Women belonging to ‘upper caste’ families may complain about gender discrimination, but do they speak out against caste discrimination?

How many of us try to ensure that the economically weaker persons in our lives are treated with dignity?

Do we discriminate against certain persons or groups, particularly when we think nobody else will know about it and/or when we think we can get away with it?

Are we shocked and disgusted when we, or our loved ones, are perpetrators of discrimination?

Or are we shocked and disgusted only when we, or our loved ones, are victims of discrimination?

Let us all try to remove all kinds of discrimination, irrespective of whether we, or our loved ones, are victims or perpetrators.

Let us stop being hypocrites.

(This post was originally published on Nov 23, 2013.)

Humanism

Many people sincerely try to bring about social change by fighting against discrimination. Some of them are full-time activists, while the rest engage in activism in the course of their daily lives.

I admire all such people, but I have noticed that many, maybe most of them focus only on those forms of discrimination where they are victims themselves. They do not seem to be bothered about those forms of discrimination where they have the upper hand.

For example, men belonging to ‘lower caste’ families may fight against caste discrimination, but may condone or perhaps practise gender discrimination against the women in their families.

Or women belonging to ‘upper caste’ families may fight against gender discrimination, but may condone or perhaps practise caste discrimination against other women and men.
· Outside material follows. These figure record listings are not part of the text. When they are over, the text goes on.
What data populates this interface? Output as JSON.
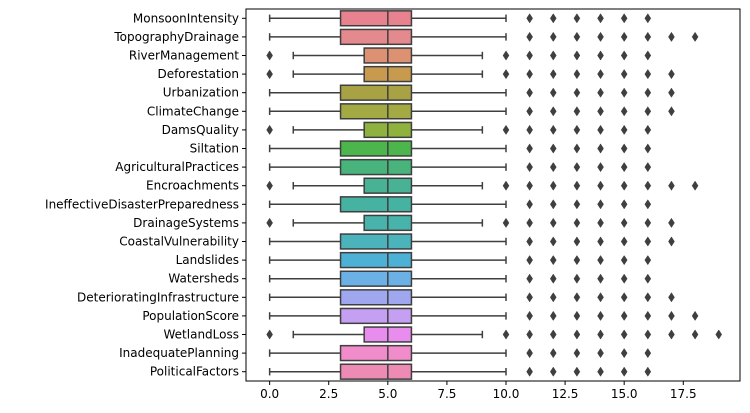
{
  "chart_data": {
    "type": "boxplot",
    "orientation": "horizontal",
    "title": "",
    "xlabel": "",
    "ylabel": "",
    "xlim": [
      -1.0,
      19.9
    ],
    "xticks": [
      0.0,
      2.5,
      5.0,
      7.5,
      10.0,
      12.5,
      15.0,
      17.5
    ],
    "xtick_labels": [
      "0.0",
      "2.5",
      "5.0",
      "7.5",
      "10.0",
      "12.5",
      "15.0",
      "17.5"
    ],
    "grid": false,
    "legend": "none",
    "series": [
      {
        "name": "MonsoonIntensity",
        "color": "#e8828e",
        "whisker_low": 0,
        "q1": 3,
        "median": 5,
        "q3": 6,
        "whisker_high": 10,
        "outliers": [
          11,
          12,
          13,
          14,
          15,
          16
        ]
      },
      {
        "name": "TopographyDrainage",
        "color": "#e4898d",
        "whisker_low": 0,
        "q1": 3,
        "median": 5,
        "q3": 6,
        "whisker_high": 10,
        "outliers": [
          11,
          12,
          13,
          14,
          15,
          16,
          17,
          18
        ]
      },
      {
        "name": "RiverManagement",
        "color": "#dd9173",
        "whisker_low": 1,
        "q1": 4,
        "median": 5,
        "q3": 6,
        "whisker_high": 9,
        "outliers": [
          0,
          10,
          11,
          12,
          13,
          14,
          15,
          16
        ]
      },
      {
        "name": "Deforestation",
        "color": "#c79a4e",
        "whisker_low": 1,
        "q1": 4,
        "median": 5,
        "q3": 6,
        "whisker_high": 9,
        "outliers": [
          0,
          10,
          11,
          12,
          13,
          14,
          15,
          16,
          17
        ]
      },
      {
        "name": "Urbanization",
        "color": "#a8a245",
        "whisker_low": 0,
        "q1": 3,
        "median": 5,
        "q3": 6,
        "whisker_high": 10,
        "outliers": [
          11,
          12,
          13,
          14,
          15,
          16,
          17
        ]
      },
      {
        "name": "ClimateChange",
        "color": "#a3aa43",
        "whisker_low": 0,
        "q1": 3,
        "median": 5,
        "q3": 6,
        "whisker_high": 10,
        "outliers": [
          11,
          12,
          13,
          14,
          15,
          16,
          17
        ]
      },
      {
        "name": "DamsQuality",
        "color": "#8fb13e",
        "whisker_low": 1,
        "q1": 4,
        "median": 5,
        "q3": 6,
        "whisker_high": 9,
        "outliers": [
          0,
          10,
          11,
          12,
          13,
          14,
          15,
          16
        ]
      },
      {
        "name": "Siltation",
        "color": "#4cb64c",
        "whisker_low": 0,
        "q1": 3,
        "median": 5,
        "q3": 6,
        "whisker_high": 10,
        "outliers": [
          11,
          12,
          13,
          14,
          15,
          16
        ]
      },
      {
        "name": "AgriculturalPractices",
        "color": "#48b37a",
        "whisker_low": 0,
        "q1": 3,
        "median": 5,
        "q3": 6,
        "whisker_high": 10,
        "outliers": [
          11,
          12,
          13,
          14,
          15,
          16
        ]
      },
      {
        "name": "Encroachments",
        "color": "#47b394",
        "whisker_low": 1,
        "q1": 4,
        "median": 5,
        "q3": 6,
        "whisker_high": 9,
        "outliers": [
          0,
          10,
          11,
          12,
          13,
          14,
          15,
          16,
          17,
          18
        ]
      },
      {
        "name": "IneffectiveDisasterPreparedness",
        "color": "#46b2a2",
        "whisker_low": 0,
        "q1": 3,
        "median": 5,
        "q3": 6,
        "whisker_high": 10,
        "outliers": [
          11,
          12,
          13,
          14,
          15,
          16
        ]
      },
      {
        "name": "DrainageSystems",
        "color": "#48b3ab",
        "whisker_low": 1,
        "q1": 4,
        "median": 5,
        "q3": 6,
        "whisker_high": 9,
        "outliers": [
          0,
          10,
          11,
          12,
          13,
          14,
          15,
          16,
          17
        ]
      },
      {
        "name": "CoastalVulnerability",
        "color": "#4ab3bc",
        "whisker_low": 0,
        "q1": 3,
        "median": 5,
        "q3": 6,
        "whisker_high": 10,
        "outliers": [
          11,
          12,
          13,
          14,
          15,
          16,
          17
        ]
      },
      {
        "name": "Landslides",
        "color": "#4db1d6",
        "whisker_low": 0,
        "q1": 3,
        "median": 5,
        "q3": 6,
        "whisker_high": 10,
        "outliers": [
          11,
          12,
          13,
          14,
          15,
          16
        ]
      },
      {
        "name": "Watersheds",
        "color": "#6cb1e6",
        "whisker_low": 0,
        "q1": 3,
        "median": 5,
        "q3": 6,
        "whisker_high": 10,
        "outliers": [
          11,
          12,
          13,
          14,
          15,
          16
        ]
      },
      {
        "name": "DeterioratingInfrastructure",
        "color": "#9fa8ef",
        "whisker_low": 0,
        "q1": 3,
        "median": 5,
        "q3": 6,
        "whisker_high": 10,
        "outliers": [
          11,
          12,
          13,
          14,
          15,
          16,
          17
        ]
      },
      {
        "name": "PopulationScore",
        "color": "#c59ff2",
        "whisker_low": 0,
        "q1": 3,
        "median": 5,
        "q3": 6,
        "whisker_high": 10,
        "outliers": [
          11,
          12,
          13,
          14,
          15,
          16,
          17,
          18
        ]
      },
      {
        "name": "WetlandLoss",
        "color": "#e88cee",
        "whisker_low": 1,
        "q1": 4,
        "median": 5,
        "q3": 6,
        "whisker_high": 9,
        "outliers": [
          0,
          10,
          11,
          12,
          13,
          14,
          15,
          16,
          17,
          18,
          19
        ]
      },
      {
        "name": "InadequatePlanning",
        "color": "#ef8cc9",
        "whisker_low": 0,
        "q1": 3,
        "median": 5,
        "q3": 6,
        "whisker_high": 10,
        "outliers": [
          11,
          12,
          13,
          14,
          15,
          16
        ]
      },
      {
        "name": "PoliticalFactors",
        "color": "#ee8bb4",
        "whisker_low": 0,
        "q1": 3,
        "median": 5,
        "q3": 6,
        "whisker_high": 10,
        "outliers": [
          11,
          12,
          13,
          14,
          15,
          16
        ]
      }
    ]
  }
}
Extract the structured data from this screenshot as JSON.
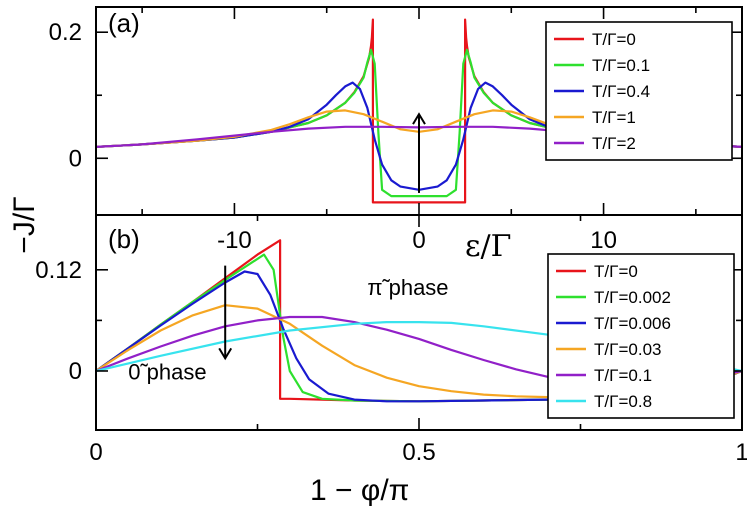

Do we all genuinely try to behave and speak respectfully with people who are economically weaker than us, such as domestic help, watchman, liftman, driver, etc.?

Don’t many of us look down on people whose knowledge of English is not as good as ours, and admire people whose knowledge of English is better than ours?

Why can’t those of us who fight against those forms of discrimination where we are victims, also fight against all those forms of discrimination where we have the upper hand?

Why can’t we practise Humanism?

(Humanism is defined by Oxford Dictionaries as: A rationalist outlook or system of thought attaching prime importance to human rather than divine or supernatural matters.

Inspired by the definition of Feminism (The advocacy of women’s rights on the ground of the equality of the sexes), I would like to add my own definition:
Humanism: The advocacy of the rights of all human beings on the ground that they are equal.)